As just one example of the need for a pervasive CRICIS computing approach, consider the challenges that my colleague, Dr. Shinichi Egawa at the International Research Institute for Disaster Science (IRIDeS) at Tohoku University, witnessed during the 2011 Tohoku earthquake and tsunami. The first large-scale decision was whether a particular hospital (or portions) was currently safe and if safe, whether it was vulnerable to after shocks. As with Nepal, hospital personnel in Japan had to decide whether to evacuate patients, risking immediate death or decreased survival rates due to the process of moving, or to expose them to possible death from an aftershock. Worse yet, as seen at Nepal, there may be no place to house patients in the extreme cold so standing structures become overcrowded and unsanitary.
However, hospital personnel are not structural engineers. Even if they can take photos of cracks and have a network by which to transmit them to engineers off-site, many cracks are not visible. Besides, just seeing a crack isn’t enough, the decision depends on access to prior knowledge about the type of construction, history of past earthquakes, soil—in order to make a decision.
Continuing on with the hospital example, Nepal reported over 14,000 injured citizens whereas Japan reported just over 6,000. Japanese hospital personnel wanted information technology to understand what is going on outside their building. Are large numbers of injured beginning to congregate outside? Is there significant activity in surrounding areas that suggests there are heavy casualties? At the larger regional or country-wide scale, information as to Which hospitals are operational? Which are overrun? and Which have empty beds and supplies? is critical to optimizing life-saving resources. One possible solution is for each hospital to have an aerostat, or stationary blimp, to provide the “eye in the sky” view and double as an emergency cell tower, re-establishing connectivity. But this solution masks the hidden need for data structures and programs that would allow the hospitals to securely share information about their state with each other, while preserving patient privacy. And an informatics solution for a consortium of hospitals may not guarantee that other facets of the response could contribute or share information. For example, search and rescue teams in the field would not normally be included in designs of hospital-to-hospital communication and thus they might not be able provide the information they are collecting about victims in the field.

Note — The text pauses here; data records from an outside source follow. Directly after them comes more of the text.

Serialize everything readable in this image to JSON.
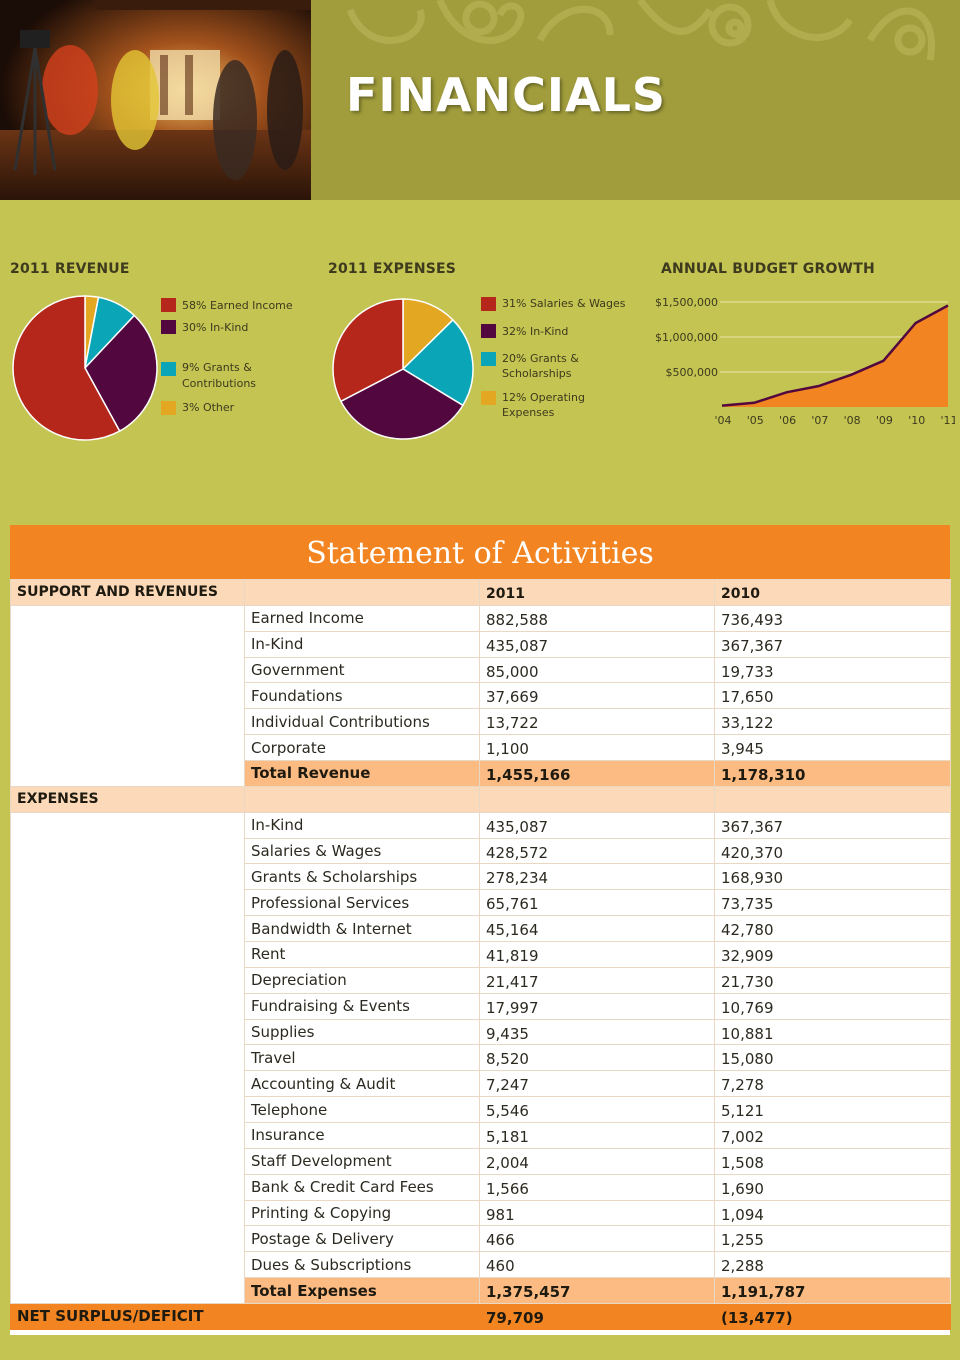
{
  "header": {
    "title": "FINANCIALS"
  },
  "revenue_chart": {
    "title": "2011 REVENUE",
    "legend": [
      "58% Earned Income",
      "30% In-Kind",
      "9% Grants &",
      "Contributions",
      "3% Other"
    ]
  },
  "expenses_chart": {
    "title": "2011 EXPENSES",
    "legend": [
      "31% Salaries & Wages",
      "32% In-Kind",
      "20% Grants &",
      "Scholarships",
      "12% Operating",
      "Expenses"
    ]
  },
  "budget_chart": {
    "title": "ANNUAL BUDGET GROWTH",
    "yticks": [
      "$1,500,000",
      "$1,000,000",
      "$500,000"
    ],
    "xticks": [
      "'04",
      "'05",
      "'06",
      "'07",
      "'08",
      "'09",
      "'10",
      "'11"
    ]
  },
  "colors": {
    "red": "#b5271b",
    "purple": "#52073f",
    "teal": "#0aa6b8",
    "gold": "#e3a722",
    "orange": "#f28522",
    "background": "#c3c451"
  },
  "chart_data": [
    {
      "type": "pie",
      "title": "2011 REVENUE",
      "categories": [
        "Earned Income",
        "In-Kind",
        "Grants & Contributions",
        "Other"
      ],
      "values": [
        58,
        30,
        9,
        3
      ],
      "colors": [
        "#b5271b",
        "#52073f",
        "#0aa6b8",
        "#e3a722"
      ]
    },
    {
      "type": "pie",
      "title": "2011 EXPENSES",
      "categories": [
        "Salaries & Wages",
        "In-Kind",
        "Grants & Scholarships",
        "Operating Expenses"
      ],
      "values": [
        31,
        32,
        20,
        12
      ],
      "colors": [
        "#b5271b",
        "#52073f",
        "#0aa6b8",
        "#e3a722"
      ]
    },
    {
      "type": "area",
      "title": "ANNUAL BUDGET GROWTH",
      "x": [
        "'04",
        "'05",
        "'06",
        "'07",
        "'08",
        "'09",
        "'10",
        "'11"
      ],
      "values": [
        20000,
        60000,
        210000,
        300000,
        460000,
        660000,
        1200000,
        1450000
      ],
      "ylim": [
        0,
        1600000
      ],
      "grid": true
    }
  ],
  "statement": {
    "title": "Statement of Activities",
    "col_2011": "2011",
    "col_2010": "2010",
    "support_heading": "SUPPORT AND REVENUES",
    "revenues": [
      {
        "label": "Earned Income",
        "y2011": "882,588",
        "y2010": "736,493"
      },
      {
        "label": "In-Kind",
        "y2011": "435,087",
        "y2010": "367,367"
      },
      {
        "label": "Government",
        "y2011": "85,000",
        "y2010": "19,733"
      },
      {
        "label": "Foundations",
        "y2011": "37,669",
        "y2010": "17,650"
      },
      {
        "label": "Individual Contributions",
        "y2011": "13,722",
        "y2010": "33,122"
      },
      {
        "label": "Corporate",
        "y2011": "1,100",
        "y2010": "3,945"
      }
    ],
    "total_revenue": {
      "label": "Total Revenue",
      "y2011": "1,455,166",
      "y2010": "1,178,310"
    },
    "expenses_heading": "EXPENSES",
    "expenses": [
      {
        "label": "In-Kind",
        "y2011": "435,087",
        "y2010": "367,367"
      },
      {
        "label": "Salaries & Wages",
        "y2011": "428,572",
        "y2010": "420,370"
      },
      {
        "label": "Grants & Scholarships",
        "y2011": "278,234",
        "y2010": "168,930"
      },
      {
        "label": "Professional Services",
        "y2011": "65,761",
        "y2010": "73,735"
      },
      {
        "label": "Bandwidth & Internet",
        "y2011": "45,164",
        "y2010": "42,780"
      },
      {
        "label": "Rent",
        "y2011": "41,819",
        "y2010": "32,909"
      },
      {
        "label": "Depreciation",
        "y2011": "21,417",
        "y2010": "21,730"
      },
      {
        "label": "Fundraising & Events",
        "y2011": "17,997",
        "y2010": "10,769"
      },
      {
        "label": "Supplies",
        "y2011": "9,435",
        "y2010": "10,881"
      },
      {
        "label": "Travel",
        "y2011": "8,520",
        "y2010": "15,080"
      },
      {
        "label": "Accounting & Audit",
        "y2011": "7,247",
        "y2010": "7,278"
      },
      {
        "label": "Telephone",
        "y2011": "5,546",
        "y2010": "5,121"
      },
      {
        "label": "Insurance",
        "y2011": "5,181",
        "y2010": "7,002"
      },
      {
        "label": "Staff Development",
        "y2011": "2,004",
        "y2010": "1,508"
      },
      {
        "label": "Bank & Credit Card Fees",
        "y2011": "1,566",
        "y2010": "1,690"
      },
      {
        "label": "Printing & Copying",
        "y2011": "981",
        "y2010": "1,094"
      },
      {
        "label": "Postage & Delivery",
        "y2011": "466",
        "y2010": "1,255"
      },
      {
        "label": "Dues & Subscriptions",
        "y2011": "460",
        "y2010": "2,288"
      }
    ],
    "total_expenses": {
      "label": "Total Expenses",
      "y2011": "1,375,457",
      "y2010": "1,191,787"
    },
    "net": {
      "label": "NET SURPLUS/DEFICIT",
      "y2011": "79,709",
      "y2010": "(13,477)"
    }
  }
}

The intensity of the Nepal earthquake illustrates a more subtle challenge in informatics: human-computer integration in adverse environments. As noted in the CRICIS report “[CRICIS] is about enhancing human capabilities in making decisions for extreme events that challenge comprehension under extreme situations during which decision makers are tired, dirty, and hungry; they may be working remotely and under dangerous, uncomfortable, demanding conditions that are physiologically and cognitively disrupting. Research is needed in sensemaking, comprehension, visualization, trustworthy data, decision support tools, and determining physiological and cognitive impacts.”

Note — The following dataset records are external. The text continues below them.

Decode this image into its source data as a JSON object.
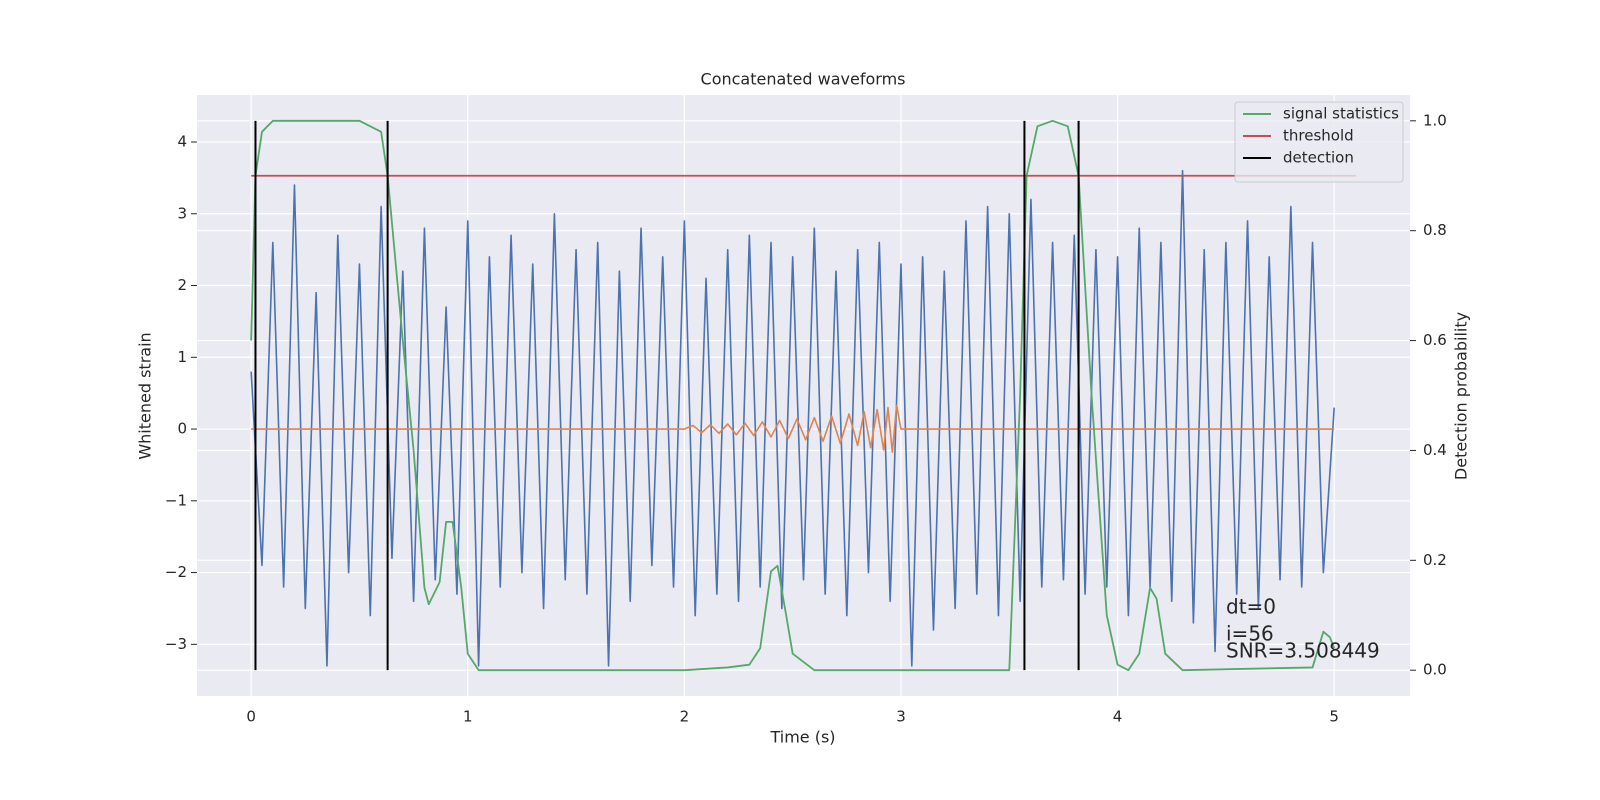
{
  "chart_data": {
    "type": "line",
    "title": "Concatenated waveforms",
    "xlabel": "Time (s)",
    "ylabel": "Whitened strain",
    "y2label": "Detection probability",
    "xlim": [
      -0.25,
      5.35
    ],
    "ylim": [
      -3.72,
      4.655
    ],
    "y2lim": [
      -0.047,
      1.047
    ],
    "xticks": [
      0,
      1,
      2,
      3,
      4,
      5
    ],
    "yticks": [
      {
        "value": -3,
        "label": "−3"
      },
      {
        "value": -2,
        "label": "−2"
      },
      {
        "value": -1,
        "label": "−1"
      },
      0,
      1,
      2,
      3,
      4
    ],
    "y2ticks": [
      {
        "value": 0,
        "label": "0.0"
      },
      {
        "value": 0.2,
        "label": "0.2"
      },
      {
        "value": 0.4,
        "label": "0.4"
      },
      {
        "value": 0.6,
        "label": "0.6"
      },
      {
        "value": 0.8,
        "label": "0.8"
      },
      {
        "value": 1,
        "label": "1.0"
      }
    ],
    "grid": true,
    "legend": "upper right",
    "annotations": [
      "dt=0",
      "i=56",
      "SNR=3.508449"
    ],
    "series": [
      {
        "color": "#4c72b0",
        "axis": "y",
        "x": [
          0,
          0.05,
          0.1,
          0.15,
          0.2,
          0.25,
          0.3,
          0.35,
          0.4,
          0.45,
          0.5,
          0.55,
          0.6,
          0.65,
          0.7,
          0.75,
          0.8,
          0.85,
          0.9,
          0.95,
          1,
          1.05,
          1.1,
          1.15,
          1.2,
          1.25,
          1.3,
          1.35,
          1.4,
          1.45,
          1.5,
          1.55,
          1.6,
          1.65,
          1.7,
          1.75,
          1.8,
          1.85,
          1.9,
          1.95,
          2,
          2.05,
          2.1,
          2.15,
          2.2,
          2.25,
          2.3,
          2.35,
          2.4,
          2.45,
          2.5,
          2.55,
          2.6,
          2.65,
          2.7,
          2.75,
          2.8,
          2.85,
          2.9,
          2.95,
          3,
          3.05,
          3.1,
          3.15,
          3.2,
          3.25,
          3.3,
          3.35,
          3.4,
          3.45,
          3.5,
          3.55,
          3.6,
          3.65,
          3.7,
          3.75,
          3.8,
          3.85,
          3.9,
          3.95,
          4,
          4.05,
          4.1,
          4.15,
          4.2,
          4.25,
          4.3,
          4.35,
          4.4,
          4.45,
          4.5,
          4.55,
          4.6,
          4.65,
          4.7,
          4.75,
          4.8,
          4.85,
          4.9,
          4.95,
          5
        ],
        "values": [
          0.8,
          -1.9,
          2.6,
          -2.2,
          3.4,
          -2.5,
          1.9,
          -3.3,
          2.7,
          -2.0,
          2.3,
          -2.6,
          3.1,
          -1.8,
          2.2,
          -2.4,
          2.8,
          -2.1,
          1.7,
          -2.3,
          2.9,
          -3.3,
          2.4,
          -2.2,
          2.7,
          -2.0,
          2.3,
          -2.5,
          3.0,
          -2.1,
          2.5,
          -2.3,
          2.6,
          -3.3,
          2.2,
          -2.4,
          2.8,
          -1.9,
          2.4,
          -2.2,
          2.9,
          -2.6,
          2.1,
          -2.3,
          2.5,
          -2.4,
          2.7,
          -2.2,
          2.6,
          -2.5,
          2.4,
          -2.1,
          2.8,
          -2.3,
          2.2,
          -2.6,
          2.5,
          -2.0,
          2.6,
          -2.4,
          2.3,
          -3.3,
          2.4,
          -2.8,
          2.2,
          -2.5,
          2.9,
          -2.3,
          3.1,
          -2.6,
          3.0,
          -2.4,
          3.2,
          -2.2,
          2.6,
          -2.1,
          2.7,
          -2.3,
          2.5,
          -2.2,
          2.4,
          -2.6,
          2.8,
          -2.2,
          2.6,
          -2.4,
          3.6,
          -2.7,
          2.5,
          -3.1,
          2.6,
          -2.3,
          2.9,
          -2.5,
          2.4,
          -2.1,
          3.1,
          -2.2,
          2.6,
          -2.0,
          0.3
        ]
      },
      {
        "color": "#dd8452",
        "axis": "y",
        "x": [
          0,
          2,
          2.04,
          2.08,
          2.12,
          2.16,
          2.2,
          2.24,
          2.28,
          2.32,
          2.36,
          2.4,
          2.44,
          2.48,
          2.52,
          2.56,
          2.6,
          2.64,
          2.68,
          2.72,
          2.76,
          2.8,
          2.83,
          2.86,
          2.89,
          2.92,
          2.94,
          2.96,
          2.98,
          3,
          5
        ],
        "values": [
          0,
          0,
          0.05,
          -0.05,
          0.06,
          -0.06,
          0.07,
          -0.08,
          0.08,
          -0.09,
          0.1,
          -0.11,
          0.12,
          -0.13,
          0.14,
          -0.15,
          0.16,
          -0.17,
          0.18,
          -0.2,
          0.21,
          -0.23,
          0.24,
          -0.26,
          0.27,
          -0.29,
          0.3,
          -0.32,
          0.33,
          0,
          0
        ]
      },
      {
        "name": "signal statistics",
        "color": "#55a868",
        "axis": "y2",
        "x": [
          0,
          0.02,
          0.05,
          0.1,
          0.5,
          0.6,
          0.63,
          0.7,
          0.75,
          0.8,
          0.82,
          0.87,
          0.9,
          0.93,
          0.97,
          1.0,
          1.05,
          1.5,
          2.0,
          2.2,
          2.3,
          2.35,
          2.4,
          2.43,
          2.47,
          2.5,
          2.6,
          3.5,
          3.55,
          3.58,
          3.63,
          3.7,
          3.77,
          3.82,
          3.88,
          3.95,
          4.0,
          4.05,
          4.1,
          4.15,
          4.18,
          4.22,
          4.3,
          4.9,
          4.95,
          4.98,
          5.0
        ],
        "values": [
          0.6,
          0.9,
          0.98,
          1.0,
          1.0,
          0.98,
          0.9,
          0.6,
          0.4,
          0.15,
          0.12,
          0.16,
          0.27,
          0.27,
          0.15,
          0.03,
          0.0,
          0.0,
          0.0,
          0.005,
          0.01,
          0.04,
          0.18,
          0.19,
          0.1,
          0.03,
          0.0,
          0.0,
          0.5,
          0.9,
          0.99,
          1.0,
          0.99,
          0.9,
          0.5,
          0.1,
          0.01,
          0.0,
          0.03,
          0.15,
          0.13,
          0.03,
          0.0,
          0.005,
          0.07,
          0.06,
          0.04
        ]
      },
      {
        "name": "threshold",
        "color": "#c44e52",
        "axis": "y2",
        "x": [
          0,
          5.1
        ],
        "values": [
          0.9,
          0.9
        ]
      },
      {
        "name": "detection",
        "color": "#000000",
        "axis": "y2",
        "type": "vline",
        "x": [
          0.02,
          0.63,
          3.57,
          3.82
        ],
        "span": [
          0,
          1
        ]
      }
    ]
  }
}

In conclusion, CRICIS is an emerging area of research not covered by other programs. It can leverage advances in CPS, BIGDATA, and Hazards SEES but is unique. Like health care research, CRICIS has to consider digital and non-digital sources of information and how stakeholders make decisions. Unlike health care, CRICIS has to consider how the physical scale and damage of the disaster impacts the socio-technical system, especially gathering data and working remotely.
I encourage you to read the CRICIS report and push for its recommendations for long-term research investments to foster a new community whose work will save lives and accelerate economic recovery.